None of my other robot stories spring so immediately out of the Three Laws as does "Runaround" but all are born of the Laws in some way. There is the story, for instance, of the mind-reading robot who was forced to lie because he was unable to tell any human being anything other than that which the human in question wished to hear. The truth, you see, would almost invariably cause "harm" to the human being in the form of disappointment, disillusion, embarrassment, chagrin and other similar emotions, all of which were but too plainly visible to the robot.
Then there was the puzzle of the man who was suspected of being a robot, that is, of having a quasi-protoplasmic body and a robot's "positronic brain." One way of proving his humanity would be for him to break the First Law in public, so he obliges by deliberately striking a man. But the story ends in doubt because there is still the suspicion that the other "man" might also be a robot and there is nothing in the Three Laws that would prevent a robot from hitting another robot.
And then we have the ultimate robots, models so advanced that they are used to precalculate such things as weather, crop harvests, industrial production figures, political developments and so on. This is done in order that world economy may be less subject to the whims of those factors which are now beyond man's control. But these ultimate robots, it seems, are still subject to the First Law. They cannot through inaction allow human beings to come to harm, so they deliberately give answers which are not necessarily truthful and which cause localized economic upsets so designed as to maneuver mankind along the road that leads to peace and prosperity. So the robots finally win the mastery after all, but only for the good of man.
The interrelationship of man and robot is not to be neglected. Mankind may know of the existence of the Three Laws on an intellectual level and yet have an ineradicable fear and distrust for robots on an emotional level. If you wanted to invent a term, you might call it a "Frankenstein complex." There is also the more practical matter of the opposition of labor unions, for instance, to the possible replacement of human labor by robot labor.
This, too, can give rise to stories. My first robot story concerned a robot nursemaid and a child.
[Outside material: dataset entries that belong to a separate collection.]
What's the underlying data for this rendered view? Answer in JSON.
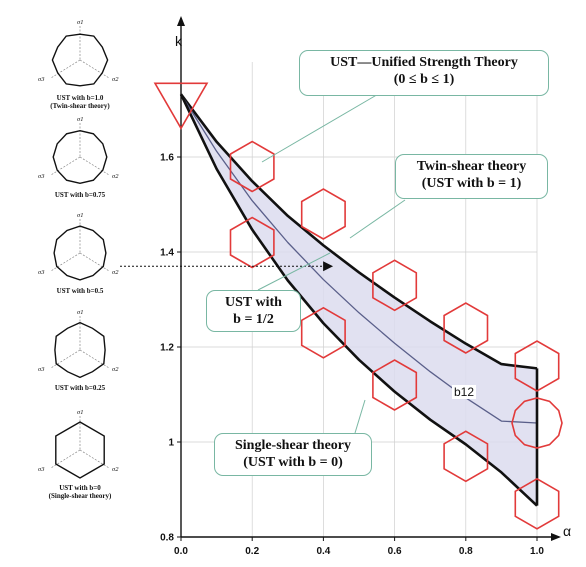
{
  "chart_data": {
    "type": "line",
    "xlabel": "α",
    "ylabel": "k",
    "xlim": [
      0.0,
      1.0
    ],
    "ylim": [
      0.8,
      1.8
    ],
    "x_ticks": [
      "0.0",
      "0.2",
      "0.4",
      "0.6",
      "0.8",
      "1.0"
    ],
    "y_ticks": [
      "0.8",
      "1",
      "1.2",
      "1.4",
      "1.6"
    ],
    "grid": true,
    "x": [
      0.0,
      0.1,
      0.2,
      0.3,
      0.4,
      0.5,
      0.6,
      0.7,
      0.8,
      0.9,
      1.0
    ],
    "series": [
      {
        "name": "Twin-shear theory (UST with b = 1)",
        "values": [
          1.732,
          1.632,
          1.549,
          1.476,
          1.414,
          1.357,
          1.304,
          1.254,
          1.207,
          1.164,
          1.155
        ]
      },
      {
        "name": "UST with b = 1/2",
        "values": [
          1.732,
          1.612,
          1.508,
          1.42,
          1.342,
          1.272,
          1.208,
          1.148,
          1.093,
          1.044,
          1.04
        ]
      },
      {
        "name": "Single-shear theory (UST with b = 0)",
        "values": [
          1.732,
          1.575,
          1.447,
          1.34,
          1.25,
          1.173,
          1.106,
          1.047,
          0.995,
          0.936,
          0.866
        ]
      }
    ],
    "annotations": {
      "title": [
        "UST—Unified Strength Theory",
        "(0 ≤ b ≤ 1)"
      ],
      "twin_shear": [
        "Twin-shear theory",
        "(UST with b = 1)"
      ],
      "ust_half": [
        "UST with",
        "b = 1/2"
      ],
      "single_shear": [
        "Single-shear theory",
        "(UST with b = 0)"
      ],
      "b12": "b12"
    },
    "arrow_k": 1.37,
    "hexagon_markers": [
      {
        "x": 0.0,
        "y": 1.732,
        "shape": "triangle"
      },
      {
        "x": 0.2,
        "y": 1.58,
        "shape": "hexagon"
      },
      {
        "x": 0.2,
        "y": 1.42,
        "shape": "hexagon"
      },
      {
        "x": 0.4,
        "y": 1.48,
        "shape": "hexagon"
      },
      {
        "x": 0.4,
        "y": 1.23,
        "shape": "hexagon"
      },
      {
        "x": 0.6,
        "y": 1.33,
        "shape": "hexagon"
      },
      {
        "x": 0.6,
        "y": 1.12,
        "shape": "hexagon"
      },
      {
        "x": 0.8,
        "y": 1.24,
        "shape": "hexagon"
      },
      {
        "x": 0.8,
        "y": 0.97,
        "shape": "hexagon"
      },
      {
        "x": 1.0,
        "y": 1.16,
        "shape": "hexagon"
      },
      {
        "x": 1.0,
        "y": 1.04,
        "shape": "dodecagon"
      },
      {
        "x": 1.0,
        "y": 0.87,
        "shape": "hexagon"
      }
    ]
  },
  "thumbnails": [
    {
      "caption": [
        "UST with b=1.0",
        "(Twin-shear theory)"
      ],
      "b": 1.0
    },
    {
      "caption": [
        "UST with b=0.75"
      ],
      "b": 0.75
    },
    {
      "caption": [
        "UST with b=0.5"
      ],
      "b": 0.5
    },
    {
      "caption": [
        "UST with b=0.25"
      ],
      "b": 0.25
    },
    {
      "caption": [
        "UST with b=0",
        "(Single-shear theory)"
      ],
      "b": 0.0
    }
  ],
  "sigma_labels": {
    "s1": "σ1",
    "s2": "σ2",
    "s3": "σ3"
  },
  "colors": {
    "twin": "#111111",
    "mid": "#5a5f8a",
    "single": "#111111",
    "fill": "#dcdcee",
    "marker": "#e23a3a",
    "callout_border": "#79b7a3",
    "grid": "#cfcfcf"
  }
}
The child adored its robot as might be expected, but the mother feared it, as might also be expected. The nub of the story lay in the mother's attempt to get rid of it and in the child's reaction to that.
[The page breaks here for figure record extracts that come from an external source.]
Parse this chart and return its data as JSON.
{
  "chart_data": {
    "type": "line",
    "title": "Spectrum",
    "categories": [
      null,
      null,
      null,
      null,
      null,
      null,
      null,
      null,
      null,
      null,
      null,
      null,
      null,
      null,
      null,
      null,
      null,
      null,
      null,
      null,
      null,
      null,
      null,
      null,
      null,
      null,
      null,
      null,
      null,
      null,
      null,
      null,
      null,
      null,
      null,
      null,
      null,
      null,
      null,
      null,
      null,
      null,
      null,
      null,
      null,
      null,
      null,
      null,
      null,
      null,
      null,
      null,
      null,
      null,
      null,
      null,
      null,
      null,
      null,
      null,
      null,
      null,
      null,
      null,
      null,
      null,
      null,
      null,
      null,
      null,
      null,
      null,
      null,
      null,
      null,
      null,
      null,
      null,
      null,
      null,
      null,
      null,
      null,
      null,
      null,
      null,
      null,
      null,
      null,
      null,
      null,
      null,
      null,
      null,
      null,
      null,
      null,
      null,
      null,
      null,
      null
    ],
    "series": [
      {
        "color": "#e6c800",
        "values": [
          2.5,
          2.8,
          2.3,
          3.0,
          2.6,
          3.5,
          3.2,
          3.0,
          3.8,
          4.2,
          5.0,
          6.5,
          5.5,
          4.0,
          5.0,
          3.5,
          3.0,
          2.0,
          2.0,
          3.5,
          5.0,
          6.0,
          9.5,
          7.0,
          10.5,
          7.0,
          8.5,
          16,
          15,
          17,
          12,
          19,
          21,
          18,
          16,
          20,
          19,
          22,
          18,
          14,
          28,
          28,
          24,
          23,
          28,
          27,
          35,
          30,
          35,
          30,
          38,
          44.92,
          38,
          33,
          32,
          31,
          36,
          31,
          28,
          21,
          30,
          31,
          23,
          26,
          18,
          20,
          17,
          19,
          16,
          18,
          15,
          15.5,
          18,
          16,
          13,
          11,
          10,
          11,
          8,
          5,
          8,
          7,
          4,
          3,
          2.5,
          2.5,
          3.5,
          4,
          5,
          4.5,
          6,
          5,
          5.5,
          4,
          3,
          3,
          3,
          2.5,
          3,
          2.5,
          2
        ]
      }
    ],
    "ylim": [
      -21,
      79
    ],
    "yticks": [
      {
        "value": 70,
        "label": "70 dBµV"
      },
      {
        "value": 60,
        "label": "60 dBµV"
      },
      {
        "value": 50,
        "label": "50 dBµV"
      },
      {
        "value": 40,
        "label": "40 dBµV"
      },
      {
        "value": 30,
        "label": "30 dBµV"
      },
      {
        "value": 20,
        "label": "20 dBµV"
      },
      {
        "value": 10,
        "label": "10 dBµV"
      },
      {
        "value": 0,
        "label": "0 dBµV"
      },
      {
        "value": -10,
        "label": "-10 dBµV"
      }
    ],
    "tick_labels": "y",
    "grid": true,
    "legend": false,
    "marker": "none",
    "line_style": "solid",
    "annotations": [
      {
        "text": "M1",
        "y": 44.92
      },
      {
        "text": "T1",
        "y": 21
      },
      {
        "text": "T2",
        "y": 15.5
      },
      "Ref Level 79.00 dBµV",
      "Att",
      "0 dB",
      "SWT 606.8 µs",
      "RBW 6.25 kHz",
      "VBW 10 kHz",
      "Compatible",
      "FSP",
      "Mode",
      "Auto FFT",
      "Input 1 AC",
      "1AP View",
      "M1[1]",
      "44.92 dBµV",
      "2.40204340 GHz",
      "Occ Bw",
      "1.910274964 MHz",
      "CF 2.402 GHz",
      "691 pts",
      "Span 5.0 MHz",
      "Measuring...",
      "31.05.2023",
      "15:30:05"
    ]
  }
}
My first full-length robot novel, "The Caves of Steel" (1954), peers further into the future, and is laid in a time when other planets, populated by emigrating Earthmen, have adopted a thoroughly robotized economy, but where Earth itself, for economic and emotional reasons, still objects to the introduction of the metal creatures. A murder is committed, with robot-hatred as the motive. It is solved by a pair of detectives, one a man, one a robot, with a great portion of the deductive reasoning (to which detective stories are prone) revolving about the Three Laws and their implications.
I have managed to convince myself that the Three Laws are both necessary and sufficient for human safety in regard to robots. It is my sincere belief that some day when advanced human-like robots are indeed built, something very like the Three Laws will be built into them. I would enjoy being a prophet in this respect, and I regret only the fact that the matter probably cannot be arranged in my lifetime.
This essay was written in 1956. In the years since, "robotics" has indeed entered the English language and is universally used, and I have lived to see roboticists taking the Three Laws very seriously.